Ocfs2 supports exporting. 

PROBLEM:
There are 2 problems
(1) Current version of ocfs2_get_dentry() may read from disk
the inode WITHOUT any cross cluster lock. This may lead to load a stale inode.
(2) for deleting an inode, ocfs2_remove_inode() doesn't sync/checkpoint to disk.
This also may lead ocfs2_get_dentry() from other node read out stale inode.

PROBLEM DETAIL:
for problem (1),
For inode deletion, after the vote--disk updating, on all nodes in the cluster 
domain, there shouldn't be an in-memory inode in question or the in-memory inode
is with OCFS2_INODE_DELETE flag indicating this inode is deleted from other
node.

If the ocfs2_get_dentry() happens during the process of delete-voting and disk
inode deletion. it may introduce a situation that
(A) there is the in-memory inode and
(B) this inode is without OCFS2_INODE_DELETE.

For later operations on the stale inode, this may leads to crash because of the 
mismatch of the in-memory generation against the on-disk one if a new inode 
occupied the same block.

for problem (2),
in ocfs2_delete_inode(), after disk updates, ocfs2_remove_inode() doesn't 
sync/checkpiont to make sure the IO has finished. ocfs2_get_dentry() may read 
out
a stale inode when JBD doesn't checkpoint yet(updates still only in memory).

SOLUTION:
(I) adds cross cluster lock for deletion and reading inode from nfs.

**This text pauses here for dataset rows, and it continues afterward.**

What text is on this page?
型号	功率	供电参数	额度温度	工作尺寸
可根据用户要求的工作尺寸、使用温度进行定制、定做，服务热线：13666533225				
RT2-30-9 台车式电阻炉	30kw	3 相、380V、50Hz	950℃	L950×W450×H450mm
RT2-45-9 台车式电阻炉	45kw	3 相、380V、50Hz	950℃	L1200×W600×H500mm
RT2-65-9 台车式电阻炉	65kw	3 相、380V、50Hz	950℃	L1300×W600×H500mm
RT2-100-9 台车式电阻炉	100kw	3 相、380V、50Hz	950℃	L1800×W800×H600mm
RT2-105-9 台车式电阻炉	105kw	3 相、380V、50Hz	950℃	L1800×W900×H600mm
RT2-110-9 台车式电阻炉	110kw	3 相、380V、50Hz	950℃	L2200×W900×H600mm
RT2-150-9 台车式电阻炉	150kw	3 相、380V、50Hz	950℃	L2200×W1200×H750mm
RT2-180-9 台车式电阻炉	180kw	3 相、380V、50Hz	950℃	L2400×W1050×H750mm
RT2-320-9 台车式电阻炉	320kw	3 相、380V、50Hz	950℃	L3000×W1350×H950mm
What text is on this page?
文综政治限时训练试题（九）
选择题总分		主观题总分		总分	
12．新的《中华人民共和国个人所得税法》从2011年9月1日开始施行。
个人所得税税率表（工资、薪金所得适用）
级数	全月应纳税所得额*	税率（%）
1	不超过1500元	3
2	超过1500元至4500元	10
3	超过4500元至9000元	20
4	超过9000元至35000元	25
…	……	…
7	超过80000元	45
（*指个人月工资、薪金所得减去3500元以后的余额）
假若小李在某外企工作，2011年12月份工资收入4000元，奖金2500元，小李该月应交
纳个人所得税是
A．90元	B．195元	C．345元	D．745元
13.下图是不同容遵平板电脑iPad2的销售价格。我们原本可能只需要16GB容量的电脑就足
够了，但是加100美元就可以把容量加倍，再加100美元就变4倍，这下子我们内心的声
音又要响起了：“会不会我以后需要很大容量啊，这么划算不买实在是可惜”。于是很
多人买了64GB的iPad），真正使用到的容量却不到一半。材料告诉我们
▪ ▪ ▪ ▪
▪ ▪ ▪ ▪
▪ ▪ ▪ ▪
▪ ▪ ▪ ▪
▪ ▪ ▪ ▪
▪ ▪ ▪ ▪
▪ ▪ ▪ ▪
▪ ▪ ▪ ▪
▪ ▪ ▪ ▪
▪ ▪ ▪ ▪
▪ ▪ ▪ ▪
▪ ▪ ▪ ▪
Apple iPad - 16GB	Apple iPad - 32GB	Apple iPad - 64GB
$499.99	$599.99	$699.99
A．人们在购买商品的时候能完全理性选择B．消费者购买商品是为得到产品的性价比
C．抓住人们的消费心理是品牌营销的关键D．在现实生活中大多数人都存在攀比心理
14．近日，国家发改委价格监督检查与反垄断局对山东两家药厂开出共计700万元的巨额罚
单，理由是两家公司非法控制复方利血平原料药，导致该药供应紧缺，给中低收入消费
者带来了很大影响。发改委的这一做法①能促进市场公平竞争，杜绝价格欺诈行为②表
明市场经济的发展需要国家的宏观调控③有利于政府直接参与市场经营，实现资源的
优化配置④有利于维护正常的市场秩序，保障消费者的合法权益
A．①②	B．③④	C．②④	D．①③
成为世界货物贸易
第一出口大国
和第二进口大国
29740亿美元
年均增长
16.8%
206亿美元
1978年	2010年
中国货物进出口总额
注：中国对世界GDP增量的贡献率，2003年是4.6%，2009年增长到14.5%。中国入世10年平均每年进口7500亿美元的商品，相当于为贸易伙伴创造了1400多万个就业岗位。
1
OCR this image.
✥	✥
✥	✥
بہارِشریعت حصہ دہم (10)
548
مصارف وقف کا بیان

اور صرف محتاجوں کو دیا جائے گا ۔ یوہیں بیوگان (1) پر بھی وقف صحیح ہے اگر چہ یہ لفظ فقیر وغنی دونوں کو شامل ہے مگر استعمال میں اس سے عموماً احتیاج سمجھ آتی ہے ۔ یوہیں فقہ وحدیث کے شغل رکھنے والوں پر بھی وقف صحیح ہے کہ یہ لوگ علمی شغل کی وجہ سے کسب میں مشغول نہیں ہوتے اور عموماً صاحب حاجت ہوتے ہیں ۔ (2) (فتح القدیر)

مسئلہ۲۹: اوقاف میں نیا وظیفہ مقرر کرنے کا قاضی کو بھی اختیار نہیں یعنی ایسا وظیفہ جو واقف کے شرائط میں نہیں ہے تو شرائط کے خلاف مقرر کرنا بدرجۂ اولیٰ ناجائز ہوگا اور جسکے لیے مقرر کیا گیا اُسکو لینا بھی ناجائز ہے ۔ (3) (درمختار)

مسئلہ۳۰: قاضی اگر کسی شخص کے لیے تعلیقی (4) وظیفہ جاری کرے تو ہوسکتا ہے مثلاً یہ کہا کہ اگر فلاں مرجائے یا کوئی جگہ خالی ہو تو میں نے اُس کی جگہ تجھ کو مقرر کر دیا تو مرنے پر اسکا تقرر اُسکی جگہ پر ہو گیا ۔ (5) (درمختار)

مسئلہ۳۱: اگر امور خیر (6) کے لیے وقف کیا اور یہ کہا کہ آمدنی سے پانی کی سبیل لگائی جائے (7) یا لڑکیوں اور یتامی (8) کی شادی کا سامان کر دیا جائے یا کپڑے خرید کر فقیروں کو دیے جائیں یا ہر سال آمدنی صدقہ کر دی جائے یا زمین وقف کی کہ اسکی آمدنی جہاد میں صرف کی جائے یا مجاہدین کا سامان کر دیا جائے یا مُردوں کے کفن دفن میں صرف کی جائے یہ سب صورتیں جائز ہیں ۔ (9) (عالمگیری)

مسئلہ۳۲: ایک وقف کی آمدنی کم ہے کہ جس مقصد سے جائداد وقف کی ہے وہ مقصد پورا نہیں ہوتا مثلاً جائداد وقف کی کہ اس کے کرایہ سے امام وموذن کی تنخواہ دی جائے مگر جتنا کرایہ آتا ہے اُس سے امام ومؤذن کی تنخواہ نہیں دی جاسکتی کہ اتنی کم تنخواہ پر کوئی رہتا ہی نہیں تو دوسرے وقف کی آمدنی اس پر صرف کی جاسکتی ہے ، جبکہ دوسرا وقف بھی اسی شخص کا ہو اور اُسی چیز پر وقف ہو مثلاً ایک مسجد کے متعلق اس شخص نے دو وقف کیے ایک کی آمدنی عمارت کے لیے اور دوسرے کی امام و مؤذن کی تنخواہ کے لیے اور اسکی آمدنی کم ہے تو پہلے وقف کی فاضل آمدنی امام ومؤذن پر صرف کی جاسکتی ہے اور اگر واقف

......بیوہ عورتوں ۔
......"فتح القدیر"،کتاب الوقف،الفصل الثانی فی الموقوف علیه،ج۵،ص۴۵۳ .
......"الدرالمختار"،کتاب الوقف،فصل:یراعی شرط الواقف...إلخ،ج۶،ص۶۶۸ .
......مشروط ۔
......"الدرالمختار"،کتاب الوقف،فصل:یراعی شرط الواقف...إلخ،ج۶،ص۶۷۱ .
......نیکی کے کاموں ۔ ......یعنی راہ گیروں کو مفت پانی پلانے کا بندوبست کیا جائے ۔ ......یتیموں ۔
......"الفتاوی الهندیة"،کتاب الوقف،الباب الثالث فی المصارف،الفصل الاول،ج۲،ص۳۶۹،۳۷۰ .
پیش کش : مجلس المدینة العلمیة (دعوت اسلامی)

Deletion
takes EX lock which blocks readings on the same inode block; readings take PR
lock which blocks deleting the same inode block.
(II) checkpoints disk updates for deletion within the cross cluster lock.

SOLUTION DETAILS:
By adding the cross cluster lock, reading a block via ocfs2_get_dentry() may be
blocked when a different block is under deleting from other nodes.
To abate that, a couple of such cross cluster locks are used. all blocks go to 
those locks. It's unlucky for the reading of a block which is goes to the same 
lock as a different block under deleting goes to.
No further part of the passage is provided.